Under the openEHR aproach, path-based querying can be used to specify (for example):

"EVALUATIONs based on a problem-diagnosis-histological_staging archetype" with a value at the path /data/items[at0002.1.1]/value/code (histological diagnosis) equal-to-or-subsumed-by "clinical finding" and equal-to-or-subsumed-by "adenocarcinoma".

The assumption here is that the value at this path was originally restricted by the archetype from which the path is taken, to conforming to the relation {is-a "clinical finding" and is-a "abnormal morphological mass"}. Any finding of adenocarcinoma of the lung is then forced to be from the resulting subsumption hierarchy; other "adenocarcinoma" terms cannot be wrongly used in this position.
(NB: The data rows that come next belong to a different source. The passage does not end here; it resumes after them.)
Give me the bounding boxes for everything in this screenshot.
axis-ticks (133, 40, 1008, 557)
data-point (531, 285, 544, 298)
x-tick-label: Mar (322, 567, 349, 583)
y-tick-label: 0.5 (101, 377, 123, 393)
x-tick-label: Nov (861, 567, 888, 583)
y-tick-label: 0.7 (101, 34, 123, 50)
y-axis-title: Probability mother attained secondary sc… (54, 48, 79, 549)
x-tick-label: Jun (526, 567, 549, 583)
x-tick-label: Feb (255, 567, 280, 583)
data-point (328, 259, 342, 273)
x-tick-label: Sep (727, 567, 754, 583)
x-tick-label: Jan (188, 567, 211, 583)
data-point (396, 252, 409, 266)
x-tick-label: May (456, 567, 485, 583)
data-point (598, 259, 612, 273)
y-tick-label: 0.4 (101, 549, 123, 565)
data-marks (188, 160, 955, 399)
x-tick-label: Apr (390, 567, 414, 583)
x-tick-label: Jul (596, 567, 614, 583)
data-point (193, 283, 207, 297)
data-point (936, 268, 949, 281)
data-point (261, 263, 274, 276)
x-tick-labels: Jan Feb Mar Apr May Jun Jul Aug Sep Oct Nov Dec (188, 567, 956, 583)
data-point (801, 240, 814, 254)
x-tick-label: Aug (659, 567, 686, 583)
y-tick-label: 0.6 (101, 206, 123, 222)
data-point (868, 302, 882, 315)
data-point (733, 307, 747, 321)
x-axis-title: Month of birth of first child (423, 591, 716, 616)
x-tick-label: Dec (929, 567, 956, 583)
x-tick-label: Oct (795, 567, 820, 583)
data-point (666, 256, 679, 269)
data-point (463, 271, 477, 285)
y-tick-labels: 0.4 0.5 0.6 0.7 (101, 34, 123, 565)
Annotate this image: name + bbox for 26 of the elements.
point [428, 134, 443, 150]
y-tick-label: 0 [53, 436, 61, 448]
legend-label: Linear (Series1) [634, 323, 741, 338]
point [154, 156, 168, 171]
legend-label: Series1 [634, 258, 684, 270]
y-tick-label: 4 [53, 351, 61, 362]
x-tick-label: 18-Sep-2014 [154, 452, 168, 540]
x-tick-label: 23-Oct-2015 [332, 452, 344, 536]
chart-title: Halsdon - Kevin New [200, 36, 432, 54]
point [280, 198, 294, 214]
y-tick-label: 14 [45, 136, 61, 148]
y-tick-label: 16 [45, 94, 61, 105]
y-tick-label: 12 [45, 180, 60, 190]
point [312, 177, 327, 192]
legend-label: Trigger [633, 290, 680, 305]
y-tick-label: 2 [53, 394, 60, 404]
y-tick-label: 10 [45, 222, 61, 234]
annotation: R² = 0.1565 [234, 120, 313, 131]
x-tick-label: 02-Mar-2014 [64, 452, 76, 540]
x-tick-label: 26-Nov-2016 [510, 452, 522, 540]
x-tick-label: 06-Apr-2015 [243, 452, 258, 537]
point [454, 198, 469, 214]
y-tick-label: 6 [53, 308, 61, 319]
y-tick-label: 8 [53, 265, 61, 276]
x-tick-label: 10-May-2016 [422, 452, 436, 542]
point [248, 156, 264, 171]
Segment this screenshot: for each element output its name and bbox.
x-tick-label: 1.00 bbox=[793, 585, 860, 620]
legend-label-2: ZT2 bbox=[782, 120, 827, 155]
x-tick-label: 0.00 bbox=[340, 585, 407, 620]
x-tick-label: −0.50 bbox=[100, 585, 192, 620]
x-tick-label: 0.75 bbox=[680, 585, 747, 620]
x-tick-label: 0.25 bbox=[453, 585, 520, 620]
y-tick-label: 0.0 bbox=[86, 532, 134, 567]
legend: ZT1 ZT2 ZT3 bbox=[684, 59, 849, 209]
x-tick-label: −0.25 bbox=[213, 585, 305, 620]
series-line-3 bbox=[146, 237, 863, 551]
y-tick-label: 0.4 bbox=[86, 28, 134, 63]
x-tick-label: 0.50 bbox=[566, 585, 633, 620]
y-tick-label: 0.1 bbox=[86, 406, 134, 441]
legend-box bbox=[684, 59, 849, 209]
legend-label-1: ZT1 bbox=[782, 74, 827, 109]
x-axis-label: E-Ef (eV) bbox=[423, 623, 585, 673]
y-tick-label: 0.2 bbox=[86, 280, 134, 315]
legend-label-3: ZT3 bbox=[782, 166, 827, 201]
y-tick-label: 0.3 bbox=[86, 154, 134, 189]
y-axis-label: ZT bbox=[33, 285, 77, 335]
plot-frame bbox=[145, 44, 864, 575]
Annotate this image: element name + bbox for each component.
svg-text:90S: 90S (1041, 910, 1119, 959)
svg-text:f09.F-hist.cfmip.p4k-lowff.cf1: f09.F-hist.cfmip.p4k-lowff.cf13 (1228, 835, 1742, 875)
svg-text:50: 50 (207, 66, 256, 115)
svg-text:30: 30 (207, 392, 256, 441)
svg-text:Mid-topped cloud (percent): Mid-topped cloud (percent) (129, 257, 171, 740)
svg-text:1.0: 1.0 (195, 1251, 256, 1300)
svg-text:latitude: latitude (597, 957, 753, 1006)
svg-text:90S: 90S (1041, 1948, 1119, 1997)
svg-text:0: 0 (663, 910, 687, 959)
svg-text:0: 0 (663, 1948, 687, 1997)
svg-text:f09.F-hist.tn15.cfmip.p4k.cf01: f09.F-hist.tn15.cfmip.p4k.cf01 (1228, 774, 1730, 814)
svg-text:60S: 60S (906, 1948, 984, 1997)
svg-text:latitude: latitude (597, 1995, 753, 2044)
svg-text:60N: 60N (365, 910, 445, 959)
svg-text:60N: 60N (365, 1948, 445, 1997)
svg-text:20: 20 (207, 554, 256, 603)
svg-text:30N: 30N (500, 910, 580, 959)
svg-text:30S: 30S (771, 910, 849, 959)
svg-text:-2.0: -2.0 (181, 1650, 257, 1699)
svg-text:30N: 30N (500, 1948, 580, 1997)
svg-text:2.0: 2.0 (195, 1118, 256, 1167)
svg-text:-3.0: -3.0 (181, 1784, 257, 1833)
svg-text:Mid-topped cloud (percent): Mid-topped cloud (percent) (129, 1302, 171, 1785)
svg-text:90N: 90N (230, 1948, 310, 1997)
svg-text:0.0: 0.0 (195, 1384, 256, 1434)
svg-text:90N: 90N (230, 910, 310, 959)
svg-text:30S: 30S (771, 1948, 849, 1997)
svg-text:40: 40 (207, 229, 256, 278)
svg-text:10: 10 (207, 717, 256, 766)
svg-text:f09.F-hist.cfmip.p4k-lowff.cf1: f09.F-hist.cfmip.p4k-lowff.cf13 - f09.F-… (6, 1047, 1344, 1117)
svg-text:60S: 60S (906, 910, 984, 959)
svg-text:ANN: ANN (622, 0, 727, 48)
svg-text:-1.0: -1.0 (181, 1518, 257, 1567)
However, even if the archetype had not restricted the value in this way, the same query which searched for any "adenocarcinoma" term at the same path could reasonably be used to locate "previous diagnoses of adenocarcinoma", since this is the only use of the archetype. In a similar way, archetype path-based querying can be used to distinguish the other potential ambiguities described in section 6.4 on page 29.

3Apgar is a basic measure of health of a newborn, taken 2 or 3 times after delivery, in the form of a 0-10 score.